A Explanatory Note of Praxis

As I've abandoned Goodreads and am somewhat uncomfortable pouring real thought into Letterboxd any more, I find myself aiming for somewhere to organize thought on the texts I'm interfacing with. I'm shit at reflective writing in notebooks, to any coherence. I've had a desire for a Place again, a blog, a practice blog, an insistence upon thought instead of the casual approach... needed now I think. New directions further apart from the rest. Toward the outside.

As such, let me explain the tags--"godhead" refers to reflective writing on text created by authors whom I ascribe an almost religious importance: Georges Bataille, Marguerite Duras, Bernard Noël, Maurice Blanchot, Antonin Artaud. This could expand, occasionally. Other post-war French poets feel as if they belong their often... Anne-Marie Albiach certainly, Jacques Dupin perhaps, Claude Royet-Journaud, always more, always more. The "project" as it stands, right now (in the sense that is shaping this desire to Pay Attention to my reading at least), is two-fold: the first part involves a systematic investigation of the work addressed by Leslie Hill across three books--Marguerite Duras (particularly from Moderato Cantabile on), Maurice Blanchot, and Samuel Beckett (particularly post-1965, toward my own taste).
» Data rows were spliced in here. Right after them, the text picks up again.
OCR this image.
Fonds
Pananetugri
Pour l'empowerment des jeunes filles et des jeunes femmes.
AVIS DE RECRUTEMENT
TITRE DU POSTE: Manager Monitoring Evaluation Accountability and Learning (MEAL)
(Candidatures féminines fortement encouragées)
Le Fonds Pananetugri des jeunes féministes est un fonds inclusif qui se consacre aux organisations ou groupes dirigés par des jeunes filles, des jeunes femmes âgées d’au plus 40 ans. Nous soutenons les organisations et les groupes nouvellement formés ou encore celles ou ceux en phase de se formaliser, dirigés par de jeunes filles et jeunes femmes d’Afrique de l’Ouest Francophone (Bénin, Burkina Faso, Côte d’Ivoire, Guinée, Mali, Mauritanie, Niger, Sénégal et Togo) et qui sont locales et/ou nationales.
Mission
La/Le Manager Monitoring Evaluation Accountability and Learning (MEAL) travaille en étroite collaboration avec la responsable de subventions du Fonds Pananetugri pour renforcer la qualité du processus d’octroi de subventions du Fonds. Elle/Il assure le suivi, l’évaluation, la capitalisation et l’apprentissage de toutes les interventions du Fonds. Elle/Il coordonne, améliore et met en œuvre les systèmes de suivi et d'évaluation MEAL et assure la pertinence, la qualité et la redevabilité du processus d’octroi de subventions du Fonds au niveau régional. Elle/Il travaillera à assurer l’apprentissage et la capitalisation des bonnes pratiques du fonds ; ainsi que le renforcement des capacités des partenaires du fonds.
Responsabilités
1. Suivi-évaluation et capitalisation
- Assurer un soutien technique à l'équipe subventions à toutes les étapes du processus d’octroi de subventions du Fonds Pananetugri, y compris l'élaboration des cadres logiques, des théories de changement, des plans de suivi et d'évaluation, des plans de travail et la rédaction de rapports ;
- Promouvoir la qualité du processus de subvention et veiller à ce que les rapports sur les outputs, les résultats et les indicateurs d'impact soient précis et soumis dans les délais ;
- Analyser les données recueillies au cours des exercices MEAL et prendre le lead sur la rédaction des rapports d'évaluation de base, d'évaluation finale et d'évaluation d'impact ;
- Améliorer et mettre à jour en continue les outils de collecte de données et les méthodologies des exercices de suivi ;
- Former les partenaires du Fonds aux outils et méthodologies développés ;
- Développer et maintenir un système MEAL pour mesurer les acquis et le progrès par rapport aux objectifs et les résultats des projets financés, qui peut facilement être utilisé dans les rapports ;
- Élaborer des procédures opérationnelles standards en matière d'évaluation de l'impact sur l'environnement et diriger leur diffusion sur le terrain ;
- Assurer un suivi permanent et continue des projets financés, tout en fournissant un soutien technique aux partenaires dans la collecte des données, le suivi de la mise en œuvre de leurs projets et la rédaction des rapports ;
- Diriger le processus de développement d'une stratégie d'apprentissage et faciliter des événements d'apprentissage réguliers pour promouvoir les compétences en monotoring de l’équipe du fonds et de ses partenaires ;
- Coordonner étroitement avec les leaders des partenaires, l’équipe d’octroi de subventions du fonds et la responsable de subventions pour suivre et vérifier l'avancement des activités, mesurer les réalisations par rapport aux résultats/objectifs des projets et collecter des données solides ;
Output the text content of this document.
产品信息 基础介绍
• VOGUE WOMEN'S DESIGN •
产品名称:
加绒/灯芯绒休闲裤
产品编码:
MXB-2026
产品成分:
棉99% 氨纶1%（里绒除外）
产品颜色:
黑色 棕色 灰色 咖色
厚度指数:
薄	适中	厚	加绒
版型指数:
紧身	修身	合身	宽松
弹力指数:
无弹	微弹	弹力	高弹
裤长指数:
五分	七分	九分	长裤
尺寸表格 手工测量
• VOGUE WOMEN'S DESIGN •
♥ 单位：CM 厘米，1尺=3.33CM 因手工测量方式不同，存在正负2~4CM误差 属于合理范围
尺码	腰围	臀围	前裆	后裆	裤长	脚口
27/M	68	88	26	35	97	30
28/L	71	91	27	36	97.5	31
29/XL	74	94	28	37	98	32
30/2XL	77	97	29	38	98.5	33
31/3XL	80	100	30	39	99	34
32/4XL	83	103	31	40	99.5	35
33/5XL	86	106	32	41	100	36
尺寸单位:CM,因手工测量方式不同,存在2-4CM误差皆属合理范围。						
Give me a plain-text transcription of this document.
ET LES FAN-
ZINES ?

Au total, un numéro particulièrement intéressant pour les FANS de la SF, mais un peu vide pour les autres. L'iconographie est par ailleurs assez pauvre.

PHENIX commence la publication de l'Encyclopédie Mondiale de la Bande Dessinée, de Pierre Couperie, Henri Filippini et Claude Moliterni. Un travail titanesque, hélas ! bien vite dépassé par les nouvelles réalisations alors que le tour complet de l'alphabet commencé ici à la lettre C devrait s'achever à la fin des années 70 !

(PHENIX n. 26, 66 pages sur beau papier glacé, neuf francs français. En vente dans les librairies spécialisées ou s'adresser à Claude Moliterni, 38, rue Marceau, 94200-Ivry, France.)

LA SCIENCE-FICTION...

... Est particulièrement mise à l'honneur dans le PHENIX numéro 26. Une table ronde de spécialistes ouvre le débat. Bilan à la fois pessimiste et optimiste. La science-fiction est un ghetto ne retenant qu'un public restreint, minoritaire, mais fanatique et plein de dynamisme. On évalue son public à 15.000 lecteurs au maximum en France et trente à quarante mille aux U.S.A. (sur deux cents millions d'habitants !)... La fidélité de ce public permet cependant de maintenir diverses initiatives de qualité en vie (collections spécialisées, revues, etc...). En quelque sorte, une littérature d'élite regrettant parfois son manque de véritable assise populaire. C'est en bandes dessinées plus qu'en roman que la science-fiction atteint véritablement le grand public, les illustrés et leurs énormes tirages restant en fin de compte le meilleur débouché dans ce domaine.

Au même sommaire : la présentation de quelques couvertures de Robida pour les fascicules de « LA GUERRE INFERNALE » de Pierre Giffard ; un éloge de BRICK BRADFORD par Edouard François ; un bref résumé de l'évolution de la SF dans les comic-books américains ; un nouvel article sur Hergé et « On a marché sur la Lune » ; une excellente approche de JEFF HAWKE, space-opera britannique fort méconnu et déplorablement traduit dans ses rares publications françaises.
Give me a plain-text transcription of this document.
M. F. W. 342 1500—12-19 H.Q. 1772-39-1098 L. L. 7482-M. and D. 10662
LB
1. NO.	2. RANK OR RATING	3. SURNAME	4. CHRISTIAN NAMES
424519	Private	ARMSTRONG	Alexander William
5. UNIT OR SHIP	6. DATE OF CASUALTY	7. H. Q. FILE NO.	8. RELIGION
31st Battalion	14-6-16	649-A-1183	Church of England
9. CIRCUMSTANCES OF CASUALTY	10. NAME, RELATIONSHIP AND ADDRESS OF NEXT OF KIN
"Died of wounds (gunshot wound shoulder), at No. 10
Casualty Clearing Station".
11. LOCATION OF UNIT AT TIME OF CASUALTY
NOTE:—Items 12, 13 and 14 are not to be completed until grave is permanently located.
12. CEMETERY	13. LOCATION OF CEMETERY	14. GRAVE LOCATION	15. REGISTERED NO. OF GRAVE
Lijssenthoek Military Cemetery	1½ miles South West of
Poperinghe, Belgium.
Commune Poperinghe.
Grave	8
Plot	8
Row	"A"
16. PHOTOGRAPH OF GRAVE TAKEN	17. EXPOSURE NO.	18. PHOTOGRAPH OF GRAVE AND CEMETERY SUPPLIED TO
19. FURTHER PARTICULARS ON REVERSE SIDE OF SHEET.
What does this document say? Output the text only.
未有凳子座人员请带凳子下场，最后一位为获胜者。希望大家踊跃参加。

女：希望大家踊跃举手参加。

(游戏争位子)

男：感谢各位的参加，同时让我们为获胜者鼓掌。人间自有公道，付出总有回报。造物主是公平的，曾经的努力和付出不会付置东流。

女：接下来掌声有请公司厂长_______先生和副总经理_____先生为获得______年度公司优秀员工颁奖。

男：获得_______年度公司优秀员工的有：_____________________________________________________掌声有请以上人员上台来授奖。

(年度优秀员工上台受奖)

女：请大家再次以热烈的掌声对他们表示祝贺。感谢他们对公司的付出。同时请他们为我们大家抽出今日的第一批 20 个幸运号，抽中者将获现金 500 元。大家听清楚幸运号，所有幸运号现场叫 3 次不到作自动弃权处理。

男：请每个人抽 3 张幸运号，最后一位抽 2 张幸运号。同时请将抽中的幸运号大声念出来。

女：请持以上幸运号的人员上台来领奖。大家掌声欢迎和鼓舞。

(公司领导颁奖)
It will be noticed that two of those three authors have already found their place within the fountain of the godhead, which is what gave me the idea to pay more attention to Beckett (of course, the other connecting thread was Danielle Collobert's insistence on his work... particularly Ping). The second part is a systematic (re-)reading of Georges Bataille's Somme Atheologique, mapped out chronologically and across volumes thanks to the introductory matter put forth by Stuart Kendall in his various brilliant translations.

I'm inherently not an academic, and also inherently more rhizomatic than systematic in my exploratory tendencies, so as long as I've had this desire (for systematic interrogation of above text-bodies) I've flailed somewhat. I've been successful in reading virtually all of Duras's post-Moderato Cantabile work over the last few years, and enjoyed the work immensely, but my reading has been--at best--casual. I don't find this inherently problematic until I want to invoke what it is about her work that carries my obsession, or when I want to recall a particular politic she invokes... It's work that deserves more attention, to say the least. All of the work mentioned deserves my closer attention, as for what it's given me, it's the least I can do in return. Aside from this, I've also missed a place to blog. After several attempts to set up a Wordpress blog that then ends up locking me out, after trying and failing to get re-energized by group blogs, I'm still after something else. So here we are.